Please forgive my personal pet peeve, but nothing BurningFrog said was a straw man as far as i can tell. I don't see any way they misrepresented your argument.
“Giving away their vaccine” is the straw man. There is a huge range between free and maximum profits. I’m not arguing that they shouldn’t be incentivized with a profit, the question is how much and what's in the best interest of the American people, not just Pfizer and Moderna.
I was responding to this, written by someone else:

> force the drug manufactures to share the capability with the rest of the world

Do you think the ~$20/dose Pfizer and Moderna are charging is unreasonable?
At $20/dose you can vaccinate all of humanity twice for $300B. An incredible bargain.

The US government has spent $5300B in pandemic relief packages. Vaccinating the planet could have been a cheap PR win barely noticed among that.

Except there just isn't production capacity for that on the planet.

https://www.pgpf.org/blog/2021/03/heres-everything-congress-...

For poor people in India or Africa - yes.
This reads like a copy/paste of the usual comments on HN about big tech, but almost none of it actually applies to most vaccine manufacturers.
Government could have easily forced a reasonable license where the original manufacturer gets paid per shot but is not in a position to limit availability. They are not the only ones able to manufacture these vaccines.
For the mRNA vaccines, I think they actually are.

Only experimental batches had ever been made before, and then they had to invent ways to make billions of doses.

So does that mean they would have not done anything unless they got paid? They would have just let people die? This is one of the many factors that doesn't add up when telling people they have a civic duty, yet the large corporations can't be held accountable and also make a huge profit.
There are some less than amazing ideologies present in the US. Property and money are valued above human life by many.
Wait, i thought this is what we negotiated when the initial development and payment for the vaccine happened?!
There is some movement in this area. While this is not absolute it at lease a reversal on the US's previous stance of protecting patents on the vaccine.

> Covid: US backs waiver on vaccine patents to boost supply - 06 May 2021

https://www.bbc.com/news/world-us-canada-57004302

As I recall, this move needs further agreement between the US and its allies.

Capitalism doesn't work that way for health. It's only too predictable now.
To be fair, the vaccines we have today were literally the first ones out of the gate, and they should be considered a stopgap solution that only serves to mitigate the problems caused by the global pandemic, but they patently don't work in eliminating it or even reach herd immunity.

Basically the current batch of vaccines (the best ones, to boot) just train the immune system for it to have a fighting chance at not being overwhelmed by covid. But that's it.

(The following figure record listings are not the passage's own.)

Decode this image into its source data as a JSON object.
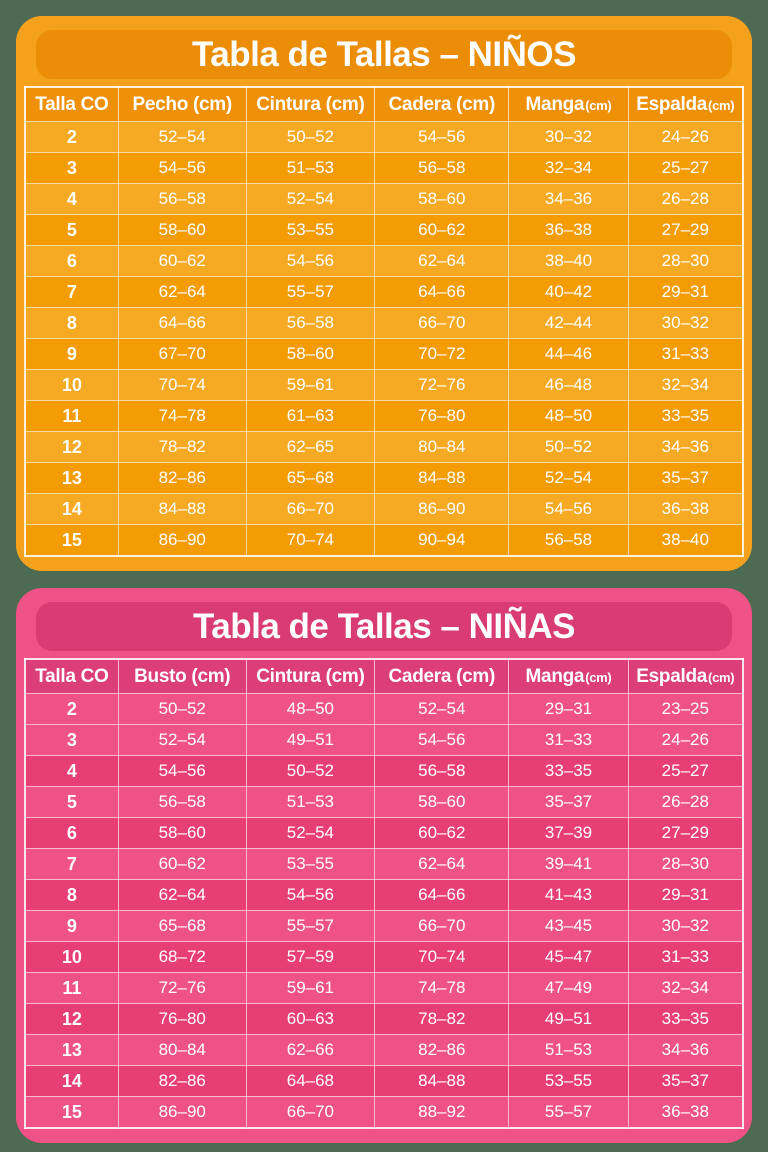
{
  "page": {
    "background_color": "#4d6b52",
    "text_color": "#ffffff"
  },
  "chart_data": [
    {
      "type": "table",
      "id": "ninos",
      "title": "Tabla de Tallas – NIÑOS",
      "theme": {
        "panel": "#F4A11B",
        "banner": "#EB8D06",
        "header_bg": "#EE9108",
        "row_light": "#F6A922",
        "row_dark": "#F39C03",
        "text": "#FFFFFF"
      },
      "columns": [
        {
          "label": "Talla CO",
          "unit": "",
          "small_unit": false
        },
        {
          "label": "Pecho",
          "unit": "(cm)",
          "small_unit": false
        },
        {
          "label": "Cintura",
          "unit": "(cm)",
          "small_unit": false
        },
        {
          "label": "Cadera",
          "unit": "(cm)",
          "small_unit": false
        },
        {
          "label": "Manga",
          "unit": "(cm)",
          "small_unit": true
        },
        {
          "label": "Espalda",
          "unit": "(cm)",
          "small_unit": true
        }
      ],
      "rows": [
        [
          "2",
          "52–54",
          "50–52",
          "54–56",
          "30–32",
          "24–26"
        ],
        [
          "3",
          "54–56",
          "51–53",
          "56–58",
          "32–34",
          "25–27"
        ],
        [
          "4",
          "56–58",
          "52–54",
          "58–60",
          "34–36",
          "26–28"
        ],
        [
          "5",
          "58–60",
          "53–55",
          "60–62",
          "36–38",
          "27–29"
        ],
        [
          "6",
          "60–62",
          "54–56",
          "62–64",
          "38–40",
          "28–30"
        ],
        [
          "7",
          "62–64",
          "55–57",
          "64–66",
          "40–42",
          "29–31"
        ],
        [
          "8",
          "64–66",
          "56–58",
          "66–70",
          "42–44",
          "30–32"
        ],
        [
          "9",
          "67–70",
          "58–60",
          "70–72",
          "44–46",
          "31–33"
        ],
        [
          "10",
          "70–74",
          "59–61",
          "72–76",
          "46–48",
          "32–34"
        ],
        [
          "11",
          "74–78",
          "61–63",
          "76–80",
          "48–50",
          "33–35"
        ],
        [
          "12",
          "78–82",
          "62–65",
          "80–84",
          "50–52",
          "34–36"
        ],
        [
          "13",
          "82–86",
          "65–68",
          "84–88",
          "52–54",
          "35–37"
        ],
        [
          "14",
          "84–88",
          "66–70",
          "86–90",
          "54–56",
          "36–38"
        ],
        [
          "15",
          "86–90",
          "70–74",
          "90–94",
          "56–58",
          "38–40"
        ]
      ],
      "dark_row_sizes": [
        "3",
        "5",
        "7",
        "9",
        "11",
        "13",
        "15"
      ]
    },
    {
      "type": "table",
      "id": "ninas",
      "title": "Tabla de Tallas – NIÑAS",
      "theme": {
        "panel": "#EF5287",
        "banner": "#D93B73",
        "header_bg": "#DC3E77",
        "row_light": "#EF5287",
        "row_dark": "#E73E75",
        "text": "#FFFFFF"
      },
      "columns": [
        {
          "label": "Talla CO",
          "unit": "",
          "small_unit": false
        },
        {
          "label": "Busto",
          "unit": "(cm)",
          "small_unit": false
        },
        {
          "label": "Cintura",
          "unit": "(cm)",
          "small_unit": false
        },
        {
          "label": "Cadera",
          "unit": "(cm)",
          "small_unit": false
        },
        {
          "label": "Manga",
          "unit": "(cm)",
          "small_unit": true
        },
        {
          "label": "Espalda",
          "unit": "(cm)",
          "small_unit": true
        }
      ],
      "rows": [
        [
          "2",
          "50–52",
          "48–50",
          "52–54",
          "29–31",
          "23–25"
        ],
        [
          "3",
          "52–54",
          "49–51",
          "54–56",
          "31–33",
          "24–26"
        ],
        [
          "4",
          "54–56",
          "50–52",
          "56–58",
          "33–35",
          "25–27"
        ],
        [
          "5",
          "56–58",
          "51–53",
          "58–60",
          "35–37",
          "26–28"
        ],
        [
          "6",
          "58–60",
          "52–54",
          "60–62",
          "37–39",
          "27–29"
        ],
        [
          "7",
          "60–62",
          "53–55",
          "62–64",
          "39–41",
          "28–30"
        ],
        [
          "8",
          "62–64",
          "54–56",
          "64–66",
          "41–43",
          "29–31"
        ],
        [
          "9",
          "65–68",
          "55–57",
          "66–70",
          "43–45",
          "30–32"
        ],
        [
          "10",
          "68–72",
          "57–59",
          "70–74",
          "45–47",
          "31–33"
        ],
        [
          "11",
          "72–76",
          "59–61",
          "74–78",
          "47–49",
          "32–34"
        ],
        [
          "12",
          "76–80",
          "60–63",
          "78–82",
          "49–51",
          "33–35"
        ],
        [
          "13",
          "80–84",
          "62–66",
          "82–86",
          "51–53",
          "34–36"
        ],
        [
          "14",
          "82–86",
          "64–68",
          "84–88",
          "53–55",
          "35–37"
        ],
        [
          "15",
          "86–90",
          "66–70",
          "88–92",
          "55–57",
          "36–38"
        ]
      ],
      "dark_row_sizes": [
        "4",
        "6",
        "8",
        "10",
        "12",
        "14"
      ]
    }
  ]
}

Some vaccination locations even make it their point to distribute pamphlets stating quite clear that the vaccine is not a silver bullet, and all basic health and higiene precautions in place should continue to be followed.

It's far too early to talk about preventing mutations or any scenario where the current vaccines making covid is a thing of the past. If anything, the economical gains from the vaccines illustrate that much needs to be done to get a better, long-term solution.